[HN Gopher] Unwinding the Stack the Hard Way
___________________________________________________________________
Unwinding the Stack the Hard Way
Author : todsacerdoti
Score : 63 points
Date : 2023-04-16 17:51 UTC (5 hours ago)
(HTM) web link (lesenechal.fr)
(TXT) w3m dump (lesenechal.fr)
| zX41ZdbW wrote:
| We have implemented asynchronous signal-safe in-process stack
| unwinding for always-on profiler in ClickHouse:
| https://clickhouse.com/docs/en/operations/optimizing-perform...
|
| The downside - it required many patches to LLVM's libunwind, and
| not all of them are accepted yet:
| https://bugs.llvm.org/show_bug.cgi?id=48186
|
| ClickHouse source code: https://github.com/ClickHouse/ClickHouse
| brancz wrote:
| For the always-on open-source profiler we happen to work on at
| work we had to do similar things and it was even more involved
| since we base the whole thing on eBPF to lower the overhead and
| therefore needed to get the verifier to accept it. [1]
|
| We really wish frame pointers were always present, but here we
| are.
|
| [1]
| https://www.polarsignals.com/blog/posts/2022/11/29/profiling...
| the_mitsuhiko wrote:
| Please just stop omitting frame pointers. You might lose out on 6
| months of CPU speed advances, but from then on out you will reap
| the benefits of better production observability for years to
| come.
| rwmj wrote:
| I would suggest _not_ omitting the frame pointer. Fedora recently
| changed the default and it makes collecting stack traces vastly
| simpler, leading to better profiling support
| (https://rwmj.wordpress.com/2023/02/14/frame-pointers-vs-dwar...)
|
| Since then I gave a short (15 min) talk about producing and
| understanding flame graphs:
| http://oirase.annexia.org/tmp/2023-03-08-flamegraphs.mp4
| fweimer wrote:
| I still hope we can revert that once we have complete, CPU-
| verified backtraces. As a linked list, frame pointers are still
| somewhat slow. Just copying the hardware address stack should
| be quite a bit faster, and more importantly, the CPU will
| enforce that the addresses are correct.
| boulos wrote:
| Yeah, mandating rbp on amd64 would have saved years of
| headache. There are still cases like tail calls that wouldn't
| work, but the _vast majority_ of code doesn 't need to care
| about dedicating a register to having usable backtraces.
| rco8786 wrote:
| I figured this article would be about Golang.
|
| if err := nil { return err }
| userbinator wrote:
| There's a far simpler and also _very_ generic method that I 'm
| surprised no one has really mentioned much, although it's well-
| known in some corners of the RE/Asm community and I believe some
| debuggers (but not gdb?) use it: scan the stack for values that
| look like valid code addresses, then disassemble backwards from
| there to see if they were actually return addresses written there
| by a call instruction. You will find a chain that leads back to
| the entry point.
|
| Of course it won't work in edge cases like handwritten Asm that
| uses the stack in more clever ways, but when you're dealing with
| compiler output, it'll be fine. No need for all this complexity,
| and works in almost all cases.
| loeg wrote:
| Do you analyze the dynamic loader segments (to determine code-
| like addresses) or just do some hard-coded approximations per
| platform? Pretty cute idea and I agree it will often work.
| userbinator wrote:
| It just needs to be on an executable page. The processor
| doesn't care about anything else, so this will work with
| things like JIT-generated code too. The key idea is that in
| essentially all cases of compiler-generated code, every
| return address will be immediately after the call that wrote
| it.
| loeg wrote:
| Yeah, but how do you look up executable page mappings?

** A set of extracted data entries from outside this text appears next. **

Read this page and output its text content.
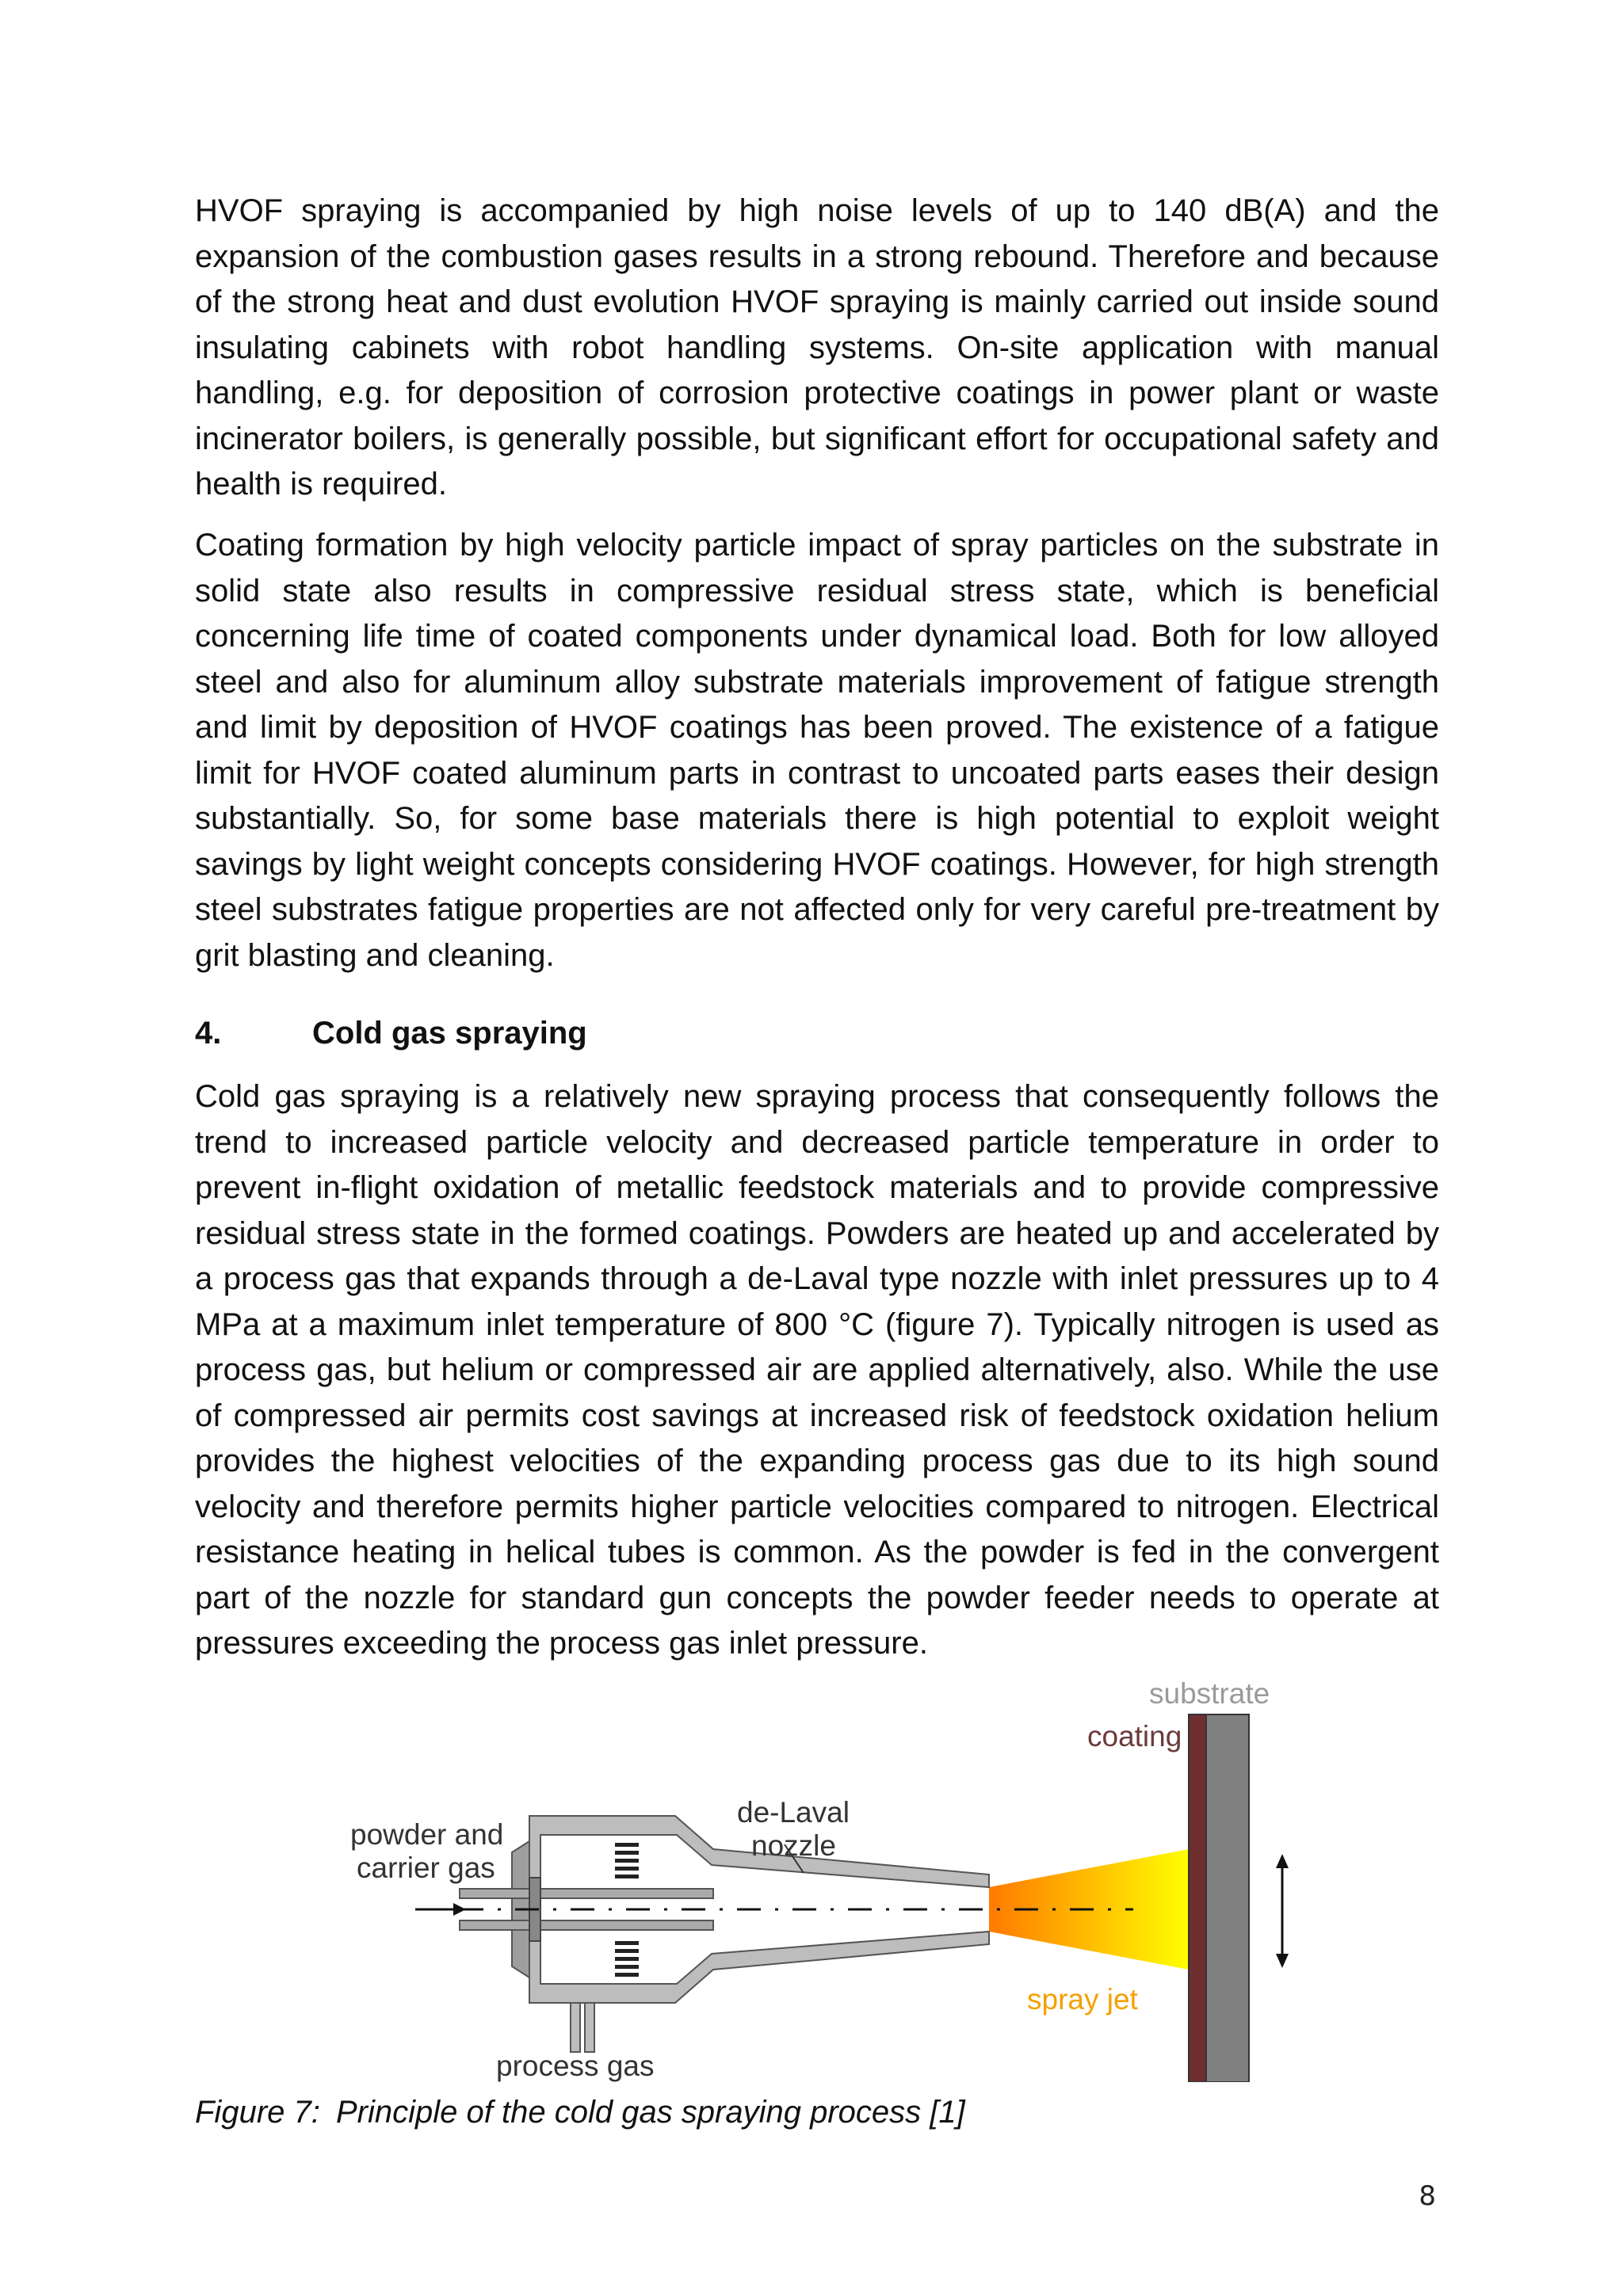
HVOF spraying is accompanied by high noise levels of up to 140 dB(A) and the expansion of the combustion gases results in a strong rebound. Therefore and because of the strong heat and dust evolution HVOF spraying is mainly carried out inside sound insulating cabinets with robot handling systems. On-site application with manual handling, e.g. for deposition of corrosion protective coatings in power plant or waste incinerator boilers, is generally possible, but significant effort for occupational safety and health is required.

Coating formation by high velocity particle impact of spray particles on the substrate in solid state also results in compressive residual stress state, which is beneficial concerning life time of coated components under dynamical load. Both for low alloyed steel and also for aluminum alloy substrate materials improvement of fatigue strength and limit by deposition of HVOF coatings has been proved. The existence of a fatigue limit for HVOF coated aluminum parts in contrast to uncoated parts eases their design substantially. So, for some base materials there is high potential to exploit weight savings by light weight concepts considering HVOF coatings. However, for high strength steel substrates fatigue properties are not affected only for very careful pre-treatment by grit blasting and cleaning.

4.	Cold gas spraying

Cold gas spraying is a relatively new spraying process that consequently follows the trend to increased particle velocity and decreased particle temperature in order to prevent in-flight oxidation of metallic feedstock materials and to provide compressive residual stress state in the formed coatings. Powders are heated up and accelerated by a process gas that expands through a de-Laval type nozzle with inlet pressures up to 4 MPa at a maximum inlet temperature of 800 °C (figure 7). Typically nitrogen is used as process gas, but helium or compressed air are applied alternatively, also. While the use of compressed air permits cost savings at increased risk of feedstock oxidation helium provides the highest velocities of the expanding process gas due to its high sound velocity and therefore permits higher particle velocities compared to nitrogen. Electrical resistance heating in helical tubes is common. As the powder is fed in the convergent part of the nozzle for standard gun concepts the powder feeder needs to operate at pressures exceeding the process gas inlet pressure.

substrate
coating
powder and
carrier gas
de-Laval
nozzle
spray jet
process gas

Figure 7: Principle of the cold gas spraying process [1]

8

| (Dynamic loader segments will have at least one executable
| Seg mapped somewhere.)
| userbinator wrote:
| Linux: /proc/$pid/maps
|
| Windows: VirtualQuery()
|
| Mac: vm_region()
|
| Your own OS (like this article): you should know.
| loeg wrote:
| Ok, some platform specific mechanisms. Cool.
| the_mitsuhiko wrote:
| That method is pretty much guarnateed to give you completely
| broken stacks. We (Sentry) use it as a fallback if nothing else
| works, and the success rate is awful.
| loeg wrote:
| Please elaborate on what breaks.
| xuhu wrote:
| Probably most valid code addresses on the stack are from
| older calls that are no longer part of the current call
| chain.
| the_mitsuhiko wrote:
| The act of stackwalking breaks. You often end up in
| completely nonsensical stacks halfway through and then all
| is lost.
| loeg wrote:
| Is this just an artifact of old return addresses on the
| stack not being overwritten?
| userbinator wrote:
| Are you also doing back-disassembly to link the call chain?
| I've had very good success with it. I agree that without
| analysing the potential call sites and making sure that they
| are actually possible, it won't work.
| the_mitsuhiko wrote:
| Generally what we do when we fall back to scanning depends
| on the architecture. For x86 you can find the logic here:
| https://github.com/rust-minidump/rust-
| minidump/blob/77638ab7...
|
| Since we do post-hoc stack walking our ability to actually
| look at the assembly is limited. In most cases where we
| have no CFI we also do not have the binary to begin with,
| so we're in random memory land.
___________________________________________________________________
(page generated 2023-04-16 23:00 UTC)